The books were incredibly popular. The copy I have is from the fourth print run — and they’re still being published by a company called Open Road Media Romance. Dailey often claimed that she was the first American writer on Harlequin’s roster. Sounded plausible, but I figured there was more to this story (and you’ll see why in a moment), so I asked Steve Ammidown, who runs the Romance Fiction Has History website, about it.
I’m glad I did! He wrote a post about Dailey and this series in 2021. I encourage you to read the whole thing, but here’s one snippet: “They framed her early books as an attempt to write a book about every state in the US, and often posed with the Airstream trailer that they used to travel the country to soak in the atmosphere of the place Janet was writing about. Bill put Janet in front of reporters at every opportunity, making her American romance’s first superstar author.”
As someone who has been to all 50 states, and written about it, I get that marketing appeal. What a neat idea! Fifty states, 50 books, American romance superstar! And here’s a picture of her posing in front of the vehicle she used to experience “real” America to put in her books — that’ll go great with a newspaper article!
But she wasn’t, in fact, the first American to write for Harlequin. Fudging the facts, or even flat out lying about them, was a feature, not a bug.
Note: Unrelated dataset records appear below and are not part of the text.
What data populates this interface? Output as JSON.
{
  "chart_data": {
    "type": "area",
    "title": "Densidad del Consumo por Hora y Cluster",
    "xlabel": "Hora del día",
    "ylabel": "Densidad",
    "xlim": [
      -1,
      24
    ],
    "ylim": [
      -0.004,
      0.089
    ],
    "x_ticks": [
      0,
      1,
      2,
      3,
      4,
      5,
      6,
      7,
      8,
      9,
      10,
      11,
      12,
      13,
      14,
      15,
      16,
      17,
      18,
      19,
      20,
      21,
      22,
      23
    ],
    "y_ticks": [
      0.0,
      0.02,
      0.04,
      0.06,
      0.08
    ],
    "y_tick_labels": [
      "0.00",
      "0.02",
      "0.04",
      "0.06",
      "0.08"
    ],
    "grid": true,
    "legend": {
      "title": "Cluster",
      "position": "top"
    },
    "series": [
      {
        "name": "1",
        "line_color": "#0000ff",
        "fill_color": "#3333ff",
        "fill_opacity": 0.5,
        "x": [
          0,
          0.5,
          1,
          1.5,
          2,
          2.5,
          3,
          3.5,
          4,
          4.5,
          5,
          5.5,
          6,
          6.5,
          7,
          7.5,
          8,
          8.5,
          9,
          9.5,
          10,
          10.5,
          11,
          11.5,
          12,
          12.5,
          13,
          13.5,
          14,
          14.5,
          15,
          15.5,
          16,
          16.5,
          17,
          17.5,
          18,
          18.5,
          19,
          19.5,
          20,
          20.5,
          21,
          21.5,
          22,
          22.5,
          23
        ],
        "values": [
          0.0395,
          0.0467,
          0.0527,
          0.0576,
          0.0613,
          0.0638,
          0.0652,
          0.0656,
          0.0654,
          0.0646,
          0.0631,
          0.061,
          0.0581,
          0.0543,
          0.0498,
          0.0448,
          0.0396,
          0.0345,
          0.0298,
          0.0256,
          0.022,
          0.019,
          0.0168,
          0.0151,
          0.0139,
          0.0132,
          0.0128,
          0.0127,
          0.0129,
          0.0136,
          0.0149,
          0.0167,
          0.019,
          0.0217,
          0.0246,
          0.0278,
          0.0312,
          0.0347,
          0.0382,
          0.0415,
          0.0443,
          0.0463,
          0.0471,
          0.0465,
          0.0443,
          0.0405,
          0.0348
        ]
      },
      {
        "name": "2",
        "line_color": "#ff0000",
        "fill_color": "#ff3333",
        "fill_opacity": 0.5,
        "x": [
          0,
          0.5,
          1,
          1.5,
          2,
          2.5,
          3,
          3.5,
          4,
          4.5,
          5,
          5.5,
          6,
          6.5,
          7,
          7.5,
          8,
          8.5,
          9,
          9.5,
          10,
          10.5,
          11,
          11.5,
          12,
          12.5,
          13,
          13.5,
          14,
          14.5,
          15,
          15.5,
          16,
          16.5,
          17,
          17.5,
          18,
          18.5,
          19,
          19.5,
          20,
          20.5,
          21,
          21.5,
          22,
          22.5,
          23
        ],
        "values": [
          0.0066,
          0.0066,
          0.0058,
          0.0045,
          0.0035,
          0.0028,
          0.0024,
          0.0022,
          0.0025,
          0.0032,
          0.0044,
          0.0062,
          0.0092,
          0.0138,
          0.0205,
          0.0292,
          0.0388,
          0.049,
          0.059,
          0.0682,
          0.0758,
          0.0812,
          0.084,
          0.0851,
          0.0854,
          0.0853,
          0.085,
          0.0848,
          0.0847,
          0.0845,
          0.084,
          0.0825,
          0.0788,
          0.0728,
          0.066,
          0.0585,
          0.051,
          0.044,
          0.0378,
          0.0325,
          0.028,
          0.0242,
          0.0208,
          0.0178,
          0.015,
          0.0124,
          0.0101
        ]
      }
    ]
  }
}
In 1997, Dailey was caught plagiarizing, stealing pieces from another author’s work for three books of her own. That other author? NORA ROBERTS. As I said in the last Friday Folio, Roberts will sue. We know that because she sued Dailey, and won (then donated that money to Literacy Volunteers of America). Unsuitable, a blog from Duke University about women in history and popular fiction, has an excellent run down of what happened, and the ramifications. The post also includes Dailey’s “apology,” which starts with “I recently learned that my essentially random and nonpervasive acts of copying are attributable to a psychological problem that I never even suspected I had,” after which she blames “professional and personal stress.” A very “sorry not sorry” indeed.
So no, I’m not surprised that Dailey misrepresented herself and her role in American romance novels. She was dropped by her publisher after the scandal broke, but if no one’s really “cancelled” today, they weren’t 20 years ago either. After a brief hiatus, she keep writing until she died in 2013, and almost every obituary I read included her shading of the Americana truth. Thankfully Ammidown set the record straight.
As for the book itself, it’s not great. The hero is an asshole, insulting and even hurting the heroine. I know the dominant male was more common in older romances, but I felt uncomfortable reading this. Oh and if you’re curious, the New Jersey book, One of the Boys, is about a television producer and a woman who is part of the crew. I can pass on that.
Nail polish: Suzi Talks With Her Hands by OPI.